The JDL has a long history of racist violence and terrorism. Its members bombed Arab and Soviet properties in the US and assassinated those it labelled “enemies of the Jewish people”, focusing on Arab American activists. They were linked to several 1985 bombings, one of which killed West Coast Regional Director of the American-Arab Anti-Discrimination Committee Alex Odeh; the 1994 Cave of the Patriarchs massacre when 29 worshippers were fatally shot in a Hebron mosque during Ramadan; and a 2001 plot targeting US Representative Darrell Issa in his San Clemente, California district office and the King Fahad Mosque in Culver City, California.

The presence of uniformed far-right Zionist “patrol teams” and JDL flags at the University of Toronto is alarming. It means that persecutory tactics long used by Zionists to curb anti-colonial resistance in Palestine and elsewhere are now being imported into North American university campuses, which in the past year became epicentres of anti-Zionist resistance and solidarity between anti-colonial movements in the West.

The aim of these Zionist groups is twofold: fracture, weaken and defame intersectional resistance to white supremacy, which of course includes Zionism, and provide support for US-led Western imperial expansionism and genocide, spearheaded by Israel.

To divert attention away from their far-right ties, fascist roots and blatant aggression against anti-genocide student protesters, the Zionist vigilantes active at the University of Toronto duplicitously frame themselves as Jewish “self-defence” forces.

The concept of “self-defence” has vastly different meanings for the colonised and the coloniser. For the colonised, “self” is tied to cultural identity, ancestral land and vital resources. Whereas for the coloniser, it is grounded in a constructed identity, land theft and the protection of stolen resources along with shifting blame for resistance to colonisation onto the colonised victims. Indeed, the leading Zionist militia from 1920 through the 1940s, the precursor of the “Israel Defence Force”, was named Haganah, meaning “defence” in Hebrew, and was a major force in appropriating Palestinian land and ridding it of its native population.

Zionist vigilante groups like the JDL employ the same “self-defence” rhetoric and methodologies used in Palestine since 1948 to justify offensive aggression and colonisation while appropriating Jewish victimhood and conflating it with Zionist criminality. They invoke fear in order to produce subservience and support for their eliminatory agenda.

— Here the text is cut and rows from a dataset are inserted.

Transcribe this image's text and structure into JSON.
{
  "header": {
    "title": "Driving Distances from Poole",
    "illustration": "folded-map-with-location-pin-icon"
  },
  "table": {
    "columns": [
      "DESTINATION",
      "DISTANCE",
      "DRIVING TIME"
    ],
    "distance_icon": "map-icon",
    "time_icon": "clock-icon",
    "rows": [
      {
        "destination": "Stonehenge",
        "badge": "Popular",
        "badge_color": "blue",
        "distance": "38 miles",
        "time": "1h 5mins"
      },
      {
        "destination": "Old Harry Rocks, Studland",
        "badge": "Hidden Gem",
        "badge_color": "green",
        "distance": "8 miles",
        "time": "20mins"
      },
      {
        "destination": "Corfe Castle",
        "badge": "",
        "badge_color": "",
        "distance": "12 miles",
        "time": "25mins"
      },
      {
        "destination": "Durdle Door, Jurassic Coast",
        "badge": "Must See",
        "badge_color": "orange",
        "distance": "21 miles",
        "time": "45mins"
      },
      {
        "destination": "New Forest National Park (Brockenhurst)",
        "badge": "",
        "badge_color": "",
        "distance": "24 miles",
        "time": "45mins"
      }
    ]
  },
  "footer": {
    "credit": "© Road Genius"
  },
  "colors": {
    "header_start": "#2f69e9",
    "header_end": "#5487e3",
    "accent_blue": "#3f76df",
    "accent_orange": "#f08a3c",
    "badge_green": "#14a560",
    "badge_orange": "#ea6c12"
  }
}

These groups rely on the concepts of deterrence and dehumanisation of Palestinians to justify extreme measures, framing their actions as defensive, thus obfuscating the potential illegality that comes with offensive aggression whilst responding to perceived threats with lethal force.

Zionist vigilante groups on Northern American university campuses target anti-genocide protesters under the guise of “Jewish defence” as a means of defending white supremacy in its Zionist and American forms and fracturing anti-colonial resistance led by Palestinian, Black, brown, Indigenous, immigrant and Jewish anti-Zionists.

In contrast, the anti-colonial alliance, both in North America and globally, is built on a shared understanding that white supremacist oppression is entrenched in systemic racism, Islamophobia, anti-Semitism and imperialism. By presenting a united front against all forms of racism and capitalism, it challenges the colonial and neocolonial establishments. As part of this resistance, it rejects Zionism as a white supremacist, European-driven project, drawing parallels to other manifest destiny ideologies that have fuelled Western settler-colonial ventures, including in the US.

Regardless of the outcome of the upcoming US elections, white supremacy, Islamophobia and anti-Semitism continue to rise across North America. Additionally, the election discourse risks diverting attention from the threats posed by the increasing presence of Zionist groups with direct ties to far-right violence. To challenge it, people, including Jews, must stand against all forms of ethnocentrism and exclusion. The Jewish community’s long history of trauma and persecution should inspire a unified pursuit of justice, freedom and equality for everyone, rejecting Zionist vigilante terrorism.

The views expressed in this article are the author’s own and do not necessarily reflect Al Jazeera’s editorial stance.